Ale tylko na jakiś czas! - zapierał się przy tym dzielnie - I to dla dobra nas wszystkich...
Bo przecież ani on, ani Claribel, nie młodnieli. A Stella? Stella rosła. I choć dziś jej głównym marzeniem był wykończony różową dachówką Zamek Królewny Skądśtam (Claribel pamiętała skąd, on jakoś zapomniał...), para żółtych trampek z migoczącą przy każdym ruchu podeszwą oraz - proszętatoproszęproszę - PRAWDZIWY, ŻYWY KOTEK, Elijah wiedział, że już niedługo przyjdzie mu inwestować w inne rzeczy. College, na przykład. Albo samochód. Albo, Jezu-Chryste, wynajem mieszkania dla już-nie-takiej małej córki.

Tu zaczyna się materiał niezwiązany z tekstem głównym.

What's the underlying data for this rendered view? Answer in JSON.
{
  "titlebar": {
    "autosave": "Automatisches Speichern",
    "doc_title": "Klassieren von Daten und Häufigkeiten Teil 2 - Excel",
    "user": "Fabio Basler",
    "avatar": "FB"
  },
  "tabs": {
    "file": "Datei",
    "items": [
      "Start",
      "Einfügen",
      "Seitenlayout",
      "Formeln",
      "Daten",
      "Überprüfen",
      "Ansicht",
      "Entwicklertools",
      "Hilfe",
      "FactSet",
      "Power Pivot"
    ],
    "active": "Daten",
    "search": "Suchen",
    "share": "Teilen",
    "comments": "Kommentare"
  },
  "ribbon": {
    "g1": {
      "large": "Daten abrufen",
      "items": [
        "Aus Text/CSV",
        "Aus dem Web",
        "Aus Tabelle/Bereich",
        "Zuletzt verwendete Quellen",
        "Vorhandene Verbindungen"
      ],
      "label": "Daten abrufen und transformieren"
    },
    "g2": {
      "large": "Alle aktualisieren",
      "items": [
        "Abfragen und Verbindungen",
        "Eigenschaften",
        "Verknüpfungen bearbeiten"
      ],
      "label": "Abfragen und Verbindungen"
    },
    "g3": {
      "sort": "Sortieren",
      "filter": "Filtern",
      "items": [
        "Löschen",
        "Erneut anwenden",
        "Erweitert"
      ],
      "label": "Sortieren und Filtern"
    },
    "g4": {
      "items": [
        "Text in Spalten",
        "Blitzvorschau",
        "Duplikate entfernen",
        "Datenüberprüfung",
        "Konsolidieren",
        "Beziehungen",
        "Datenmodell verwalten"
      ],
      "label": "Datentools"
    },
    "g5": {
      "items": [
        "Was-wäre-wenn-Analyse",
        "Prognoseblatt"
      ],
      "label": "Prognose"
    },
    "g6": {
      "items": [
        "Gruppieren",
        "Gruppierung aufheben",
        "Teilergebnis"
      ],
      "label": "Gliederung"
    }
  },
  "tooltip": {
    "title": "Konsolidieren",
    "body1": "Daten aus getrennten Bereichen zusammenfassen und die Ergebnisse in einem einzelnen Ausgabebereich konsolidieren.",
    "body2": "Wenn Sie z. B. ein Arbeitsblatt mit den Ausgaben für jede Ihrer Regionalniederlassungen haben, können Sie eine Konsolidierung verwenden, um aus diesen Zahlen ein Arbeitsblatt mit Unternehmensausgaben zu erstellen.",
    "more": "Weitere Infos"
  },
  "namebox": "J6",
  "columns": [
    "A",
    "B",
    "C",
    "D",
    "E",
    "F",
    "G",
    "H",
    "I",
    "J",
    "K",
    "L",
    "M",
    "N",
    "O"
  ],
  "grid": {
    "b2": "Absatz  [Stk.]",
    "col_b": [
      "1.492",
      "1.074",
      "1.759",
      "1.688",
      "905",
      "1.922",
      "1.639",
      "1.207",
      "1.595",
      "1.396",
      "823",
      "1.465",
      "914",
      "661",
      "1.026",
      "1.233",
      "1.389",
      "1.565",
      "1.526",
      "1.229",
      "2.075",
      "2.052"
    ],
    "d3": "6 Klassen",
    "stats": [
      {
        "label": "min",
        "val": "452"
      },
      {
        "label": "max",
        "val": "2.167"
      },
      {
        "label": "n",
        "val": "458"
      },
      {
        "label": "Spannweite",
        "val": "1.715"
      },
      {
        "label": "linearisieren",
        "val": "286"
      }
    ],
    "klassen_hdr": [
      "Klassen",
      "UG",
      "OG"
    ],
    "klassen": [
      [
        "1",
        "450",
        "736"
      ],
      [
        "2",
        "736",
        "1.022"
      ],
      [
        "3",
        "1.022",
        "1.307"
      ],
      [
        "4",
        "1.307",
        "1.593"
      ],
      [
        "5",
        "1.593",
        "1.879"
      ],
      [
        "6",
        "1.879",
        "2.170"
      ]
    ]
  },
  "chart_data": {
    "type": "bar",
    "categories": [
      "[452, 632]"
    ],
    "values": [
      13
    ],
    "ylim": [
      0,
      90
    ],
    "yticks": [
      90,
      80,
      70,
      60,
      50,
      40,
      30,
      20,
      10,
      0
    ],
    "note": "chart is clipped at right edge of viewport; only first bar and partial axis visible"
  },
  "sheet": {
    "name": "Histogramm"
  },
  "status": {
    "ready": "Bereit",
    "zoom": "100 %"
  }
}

Sądził więc, że kilka miesięcy ("Słowo honoru, Clari, nie więcej niż trzy, czy cztery") intensywniejszej pracy zwyczajnie wszystkim im się opłaci.
Co innego, że deklaracje te padły już pół roku temu.
Ale...
- Skarbie, chodź, zjemy razem! - zaoferował się - Dwie łyżki dla ciebie, jedna dla taty, co? - wymownie łypnął w stronę Claribel, chyba już lekko zniecierpliwionej tym, ile ich dziecku może zająć konsumpcja porcji namoczonych w mleku płatków (Elijah się nie dziwił; odkąd Clari zaczęła, jako świadomy i odpowiedzialny rodzic, brutalnie zastępować wszystkie przepełnione cukrem odmiany płatków śniadaniowych mdłymi zdrowymi rodzajami musli, Stella potrafiła spędzić nad pierwszym posiłkiem dnia tyle czasu, że płynnie przerodzić on mógłby się w obiad) - I ruszamy! Zobaczysz, będzie absolutnie fantastycznie! Najpierw przejażdżka, potem zatrzymamy się w mini-zoo... A na koniec dnia powinniśmy już być nad morzem!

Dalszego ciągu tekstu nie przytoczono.